Agedashi tofu is quite a simple affair, made from soft tofu cubes that a deep-fried in a coating of cornflour or potato starch that magically becomes a thin layer of batter by drawing moisture from the tofu itself. Served in a sauce made from Japanese dashi stock, soy sauce and mirin, a sweet rice wine used for cooking, the subtle sauce and mellow tofu accentuate the different textures in the dish: soft and crisp. Normally very fresh and soft tofu is used for this dish but I prefer the firmer stuff (the Dragonfly brand, produced in Devon, is the best I’ve had since it’s really firm-textured and has lots of beany flavour that most other brands have lacked entirely) which is also less prone to falling apart.

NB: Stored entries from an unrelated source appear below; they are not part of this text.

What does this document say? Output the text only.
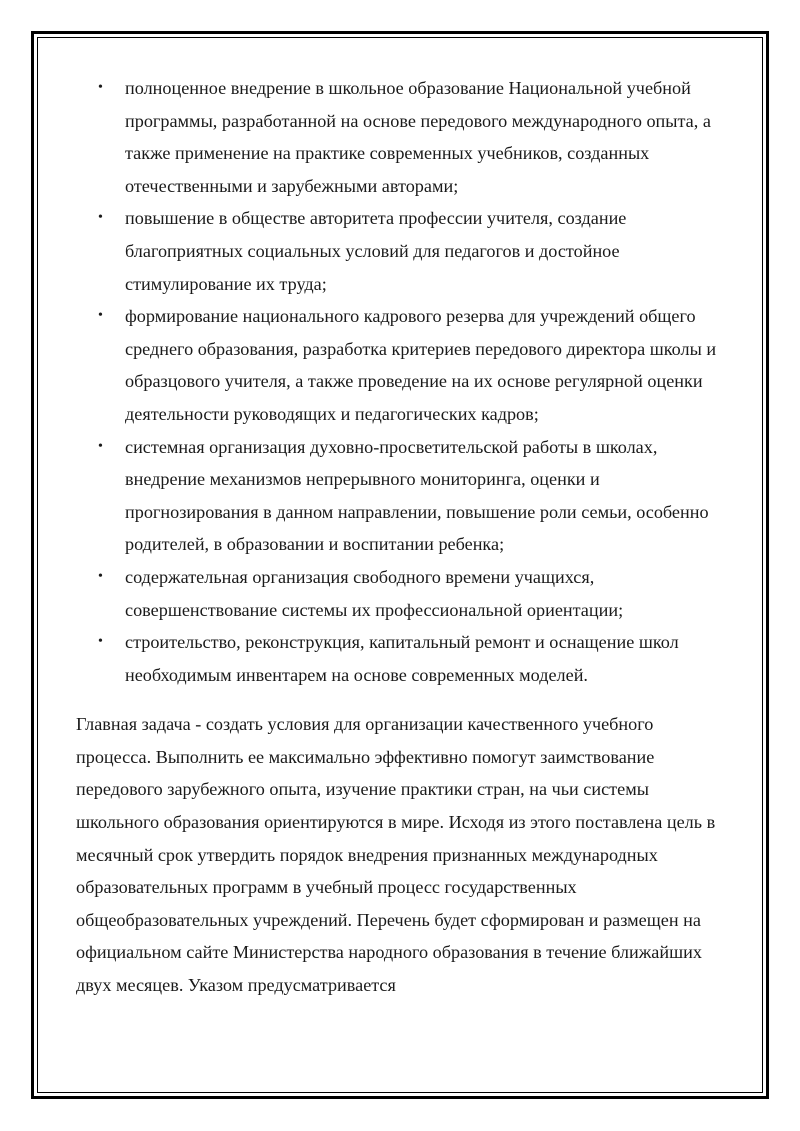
• полноценное внедрение в школьное образование Национальной учебной программы, разработанной на основе передового международного опыта, а также применение на практике современных учебников, созданных отечественными и зарубежными авторами;
• повышение в обществе авторитета профессии учителя, создание благоприятных социальных условий для педагогов и достойное стимулирование их труда;
• формирование национального кадрового резерва для учреждений общего среднего образования, разработка критериев передового директора школы и образцового учителя, а также проведение на их основе регулярной оценки деятельности руководящих и педагогических кадров;
• системная организация духовно-просветительской работы в школах, внедрение механизмов непрерывного мониторинга, оценки и прогнозирования в данном направлении, повышение роли семьи, особенно родителей, в образовании и воспитании ребенка;
• содержательная организация свободного времени учащихся, совершенствование системы их профессиональной ориентации;
• строительство, реконструкция, капитальный ремонт и оснащение школ необходимым инвентарем на основе современных моделей.

Главная задача - создать условия для организации качественного учебного процесса. Выполнить ее максимально эффективно помогут заимствование передового зарубежного опыта, изучение практики стран, на чьи системы школьного образования ориентируются в мире. Исходя из этого поставлена цель в месячный срок утвердить порядок внедрения признанных международных образовательных программ в учебный процесс государственных общеобразовательных учреждений. Перечень будет сформирован и размещен на официальном сайте Министерства народного образования в течение ближайших двух месяцев. Указом предусматривается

To be honest, this isn’t a dish that could convert a tofu skeptic by any stretch, but does make a nice vegetarian accompaniment to an Asian meal. I’ve left out the dried fish usually used in a dashi stock, for a completely vegan version, using just kombu seaweed for umami and depth. And if you aren’t a tofu fan, the sauce is simple enough to work as a dipping sauce for tempura or to stir into some noodles.
Soak the seaweed sheet in a pan filled with 350ml cold water for an hour. Meanwhile, wrap the tofu in kitchen paper and leave to sit under a heavy plate to draw out the excess water. After the seaweed has soaked, bring the pan to the boil before removing the seaweed from the stock and reducing the heat to a very low simmer. Heat the oil to a depth of 3-4cm in a sturdy pan.
Unwrap the tofu and cut into 2-3cm cubes and coat in the cornflour, reserving a teaspoonful for thickening the sauce later. Once the oil is hot, gently lower the tofu cubes (in batches if your pan is quite small) into the pan and fry for 3-4 minutes or until a pale golden crust has formed on the outside of the tofu. Remove from the pan with a slotted spoon and transfer to a bowl lined with kitchen paper to drain of excess oil while the sauce is finished.
Mix the remaining teaspoon of cornflour with the soy sauce and mirin until smooth, then add to the simmering stock with the ginger juice. Season with black pepper and once the sauce has thickened, serve the tofu on a plate, pouring the sauce around and topping with the spring onion.